PEUT-ON ENCORE EN DOUTER ?

            Nous avons retracé la naissance de l'Antichrist,  comme provenant d'une « apostasie » dans l'église chrétienne ; nous avons entendu sa prétention blasphématoire d'être le Royaume de Christ, et son pape, le Vicaire de Christ « un autre Dieu sur la terre » ;  nous avons entendu ses discours enflés de vanité et pleins de blasphèmes, s'arrogeant les titres et les pouvoirs appartenant au vrai Seigneur des seigneurs et Roi des rois ; nous avons vu combien terriblement il a accompli la prédiction : « II consumera les saints »,  nous avons vu que la vérité, écrasée et déformée, aurait été entièrement ensevelie sous l'erreur, la superstition et la politique cléricale [priestecraft), si le Seigneur, au moment convenable, n'était intervenu en suscitant des  réformateurs, aidant ainsi ses saints, comme il est écrit : « Les sages du peuple enseigneront la multitude ; et ils tomberont par l'épée et par la flamme, par la captivité et par le pillage, plusieurs jours. Et quand ils  tomberont, ils seront secourus avec un peu de secours ! »  — Daniel 11 : 33, 34 D.

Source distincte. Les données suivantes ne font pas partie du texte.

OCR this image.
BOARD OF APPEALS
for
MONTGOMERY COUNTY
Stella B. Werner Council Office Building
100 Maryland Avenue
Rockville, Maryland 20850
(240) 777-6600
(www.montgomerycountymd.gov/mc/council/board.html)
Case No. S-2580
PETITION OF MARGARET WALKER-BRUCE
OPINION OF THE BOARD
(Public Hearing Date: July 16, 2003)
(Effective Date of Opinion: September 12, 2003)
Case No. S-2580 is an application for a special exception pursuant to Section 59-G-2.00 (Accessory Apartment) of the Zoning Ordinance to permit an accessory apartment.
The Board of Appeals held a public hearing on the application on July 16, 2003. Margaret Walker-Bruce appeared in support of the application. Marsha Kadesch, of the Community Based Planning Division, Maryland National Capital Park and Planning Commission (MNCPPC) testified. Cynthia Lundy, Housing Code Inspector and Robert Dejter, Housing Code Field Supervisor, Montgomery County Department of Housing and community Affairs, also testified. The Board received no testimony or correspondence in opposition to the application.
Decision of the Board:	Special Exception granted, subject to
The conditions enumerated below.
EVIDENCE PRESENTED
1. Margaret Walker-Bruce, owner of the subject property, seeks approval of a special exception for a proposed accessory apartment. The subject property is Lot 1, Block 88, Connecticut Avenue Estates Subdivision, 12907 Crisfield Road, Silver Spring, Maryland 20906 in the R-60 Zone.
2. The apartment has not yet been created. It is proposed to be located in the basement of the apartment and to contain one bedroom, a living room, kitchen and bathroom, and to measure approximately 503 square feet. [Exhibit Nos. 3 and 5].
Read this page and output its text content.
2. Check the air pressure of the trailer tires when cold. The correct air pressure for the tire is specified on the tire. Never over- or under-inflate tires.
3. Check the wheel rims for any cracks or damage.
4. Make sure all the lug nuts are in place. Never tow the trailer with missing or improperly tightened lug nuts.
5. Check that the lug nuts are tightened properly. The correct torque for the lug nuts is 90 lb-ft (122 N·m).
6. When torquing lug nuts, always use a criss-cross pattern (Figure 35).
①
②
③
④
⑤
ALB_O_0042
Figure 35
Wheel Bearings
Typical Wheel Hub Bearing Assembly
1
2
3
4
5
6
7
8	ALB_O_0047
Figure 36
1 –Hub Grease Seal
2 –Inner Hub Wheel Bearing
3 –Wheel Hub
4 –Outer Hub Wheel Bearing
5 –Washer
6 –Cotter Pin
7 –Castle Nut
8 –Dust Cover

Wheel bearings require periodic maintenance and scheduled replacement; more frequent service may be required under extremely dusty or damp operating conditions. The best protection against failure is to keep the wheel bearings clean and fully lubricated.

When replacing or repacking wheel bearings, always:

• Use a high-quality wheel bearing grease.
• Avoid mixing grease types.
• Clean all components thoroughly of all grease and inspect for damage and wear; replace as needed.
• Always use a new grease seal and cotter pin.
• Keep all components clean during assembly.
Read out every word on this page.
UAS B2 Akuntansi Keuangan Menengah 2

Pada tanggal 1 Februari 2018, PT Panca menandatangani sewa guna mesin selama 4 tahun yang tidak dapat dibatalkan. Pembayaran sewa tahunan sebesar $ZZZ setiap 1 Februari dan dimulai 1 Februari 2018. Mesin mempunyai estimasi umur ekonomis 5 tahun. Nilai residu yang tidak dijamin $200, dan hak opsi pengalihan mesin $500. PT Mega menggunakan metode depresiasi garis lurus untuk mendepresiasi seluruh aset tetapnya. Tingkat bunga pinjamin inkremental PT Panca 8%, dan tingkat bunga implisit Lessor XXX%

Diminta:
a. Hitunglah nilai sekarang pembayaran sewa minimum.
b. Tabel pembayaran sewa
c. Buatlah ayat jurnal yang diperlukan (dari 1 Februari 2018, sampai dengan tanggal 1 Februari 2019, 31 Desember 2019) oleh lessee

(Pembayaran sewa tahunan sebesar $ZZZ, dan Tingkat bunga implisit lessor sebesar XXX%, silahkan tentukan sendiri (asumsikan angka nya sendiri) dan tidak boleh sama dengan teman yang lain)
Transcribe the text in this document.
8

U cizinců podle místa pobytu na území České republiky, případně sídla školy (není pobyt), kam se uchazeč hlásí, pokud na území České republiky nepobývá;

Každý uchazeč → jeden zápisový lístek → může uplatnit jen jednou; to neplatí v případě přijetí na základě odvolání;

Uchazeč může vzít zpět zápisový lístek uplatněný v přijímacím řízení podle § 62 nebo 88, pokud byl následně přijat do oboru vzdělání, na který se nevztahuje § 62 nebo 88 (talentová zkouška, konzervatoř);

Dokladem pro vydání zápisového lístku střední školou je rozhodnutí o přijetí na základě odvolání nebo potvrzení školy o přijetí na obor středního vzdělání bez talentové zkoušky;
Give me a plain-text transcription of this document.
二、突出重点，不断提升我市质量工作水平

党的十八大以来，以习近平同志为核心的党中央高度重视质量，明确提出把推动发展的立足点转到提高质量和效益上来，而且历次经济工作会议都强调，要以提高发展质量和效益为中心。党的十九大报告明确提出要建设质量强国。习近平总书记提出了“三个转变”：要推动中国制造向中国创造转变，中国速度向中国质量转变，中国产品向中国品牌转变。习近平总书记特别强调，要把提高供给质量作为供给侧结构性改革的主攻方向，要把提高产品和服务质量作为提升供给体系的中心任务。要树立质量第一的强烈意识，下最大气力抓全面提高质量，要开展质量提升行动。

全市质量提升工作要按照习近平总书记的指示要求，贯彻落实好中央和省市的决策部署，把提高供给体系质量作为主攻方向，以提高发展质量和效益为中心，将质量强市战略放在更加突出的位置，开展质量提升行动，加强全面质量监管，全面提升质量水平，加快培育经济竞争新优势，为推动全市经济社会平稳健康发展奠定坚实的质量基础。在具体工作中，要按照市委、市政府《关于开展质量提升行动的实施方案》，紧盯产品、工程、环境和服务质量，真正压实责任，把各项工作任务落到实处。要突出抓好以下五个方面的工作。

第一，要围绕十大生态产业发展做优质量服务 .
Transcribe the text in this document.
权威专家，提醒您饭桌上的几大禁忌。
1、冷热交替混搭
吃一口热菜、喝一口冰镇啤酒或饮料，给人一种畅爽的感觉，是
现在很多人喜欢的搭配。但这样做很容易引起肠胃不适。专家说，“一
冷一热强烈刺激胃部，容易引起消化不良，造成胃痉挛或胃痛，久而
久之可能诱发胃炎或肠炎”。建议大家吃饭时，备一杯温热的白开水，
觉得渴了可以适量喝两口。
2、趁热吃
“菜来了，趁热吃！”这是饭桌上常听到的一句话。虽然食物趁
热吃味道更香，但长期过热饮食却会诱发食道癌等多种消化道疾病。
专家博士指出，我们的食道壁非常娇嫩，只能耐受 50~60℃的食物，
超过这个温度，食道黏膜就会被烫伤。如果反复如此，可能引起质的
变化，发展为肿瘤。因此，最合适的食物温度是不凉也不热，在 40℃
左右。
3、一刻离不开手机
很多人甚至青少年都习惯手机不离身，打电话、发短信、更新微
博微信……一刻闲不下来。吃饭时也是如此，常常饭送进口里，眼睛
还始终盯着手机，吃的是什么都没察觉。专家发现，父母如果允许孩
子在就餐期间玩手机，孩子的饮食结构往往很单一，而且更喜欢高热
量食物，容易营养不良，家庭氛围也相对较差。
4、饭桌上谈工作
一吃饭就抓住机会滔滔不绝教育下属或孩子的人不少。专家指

            En présence de tous ces témoignages, est-il permis ; de douter que ce que les prophètes et les apôtres furent inspirés à écrire minutieusement ne soient les principaux traits caractéristiques de la Papauté ? Nous pensons qu'il ne devrait subsister aucun doute dans les esprits non prévenus que la Papauté est l'Antichrist, l'homme du péché, et qu'il est impossible à un homme d'accomplir ces prédictions. Le succès sans pareil de la Papauté comme contrefaçon du Christ, en trompant le monde entier, a accompli pleinement la prédiction de notre Maître, lorsque, après avoir parlé de son propre rejet il dit : « Si un autre vient en son propre nom, celui-là vous le recevrez ». — Jean 5 : 43.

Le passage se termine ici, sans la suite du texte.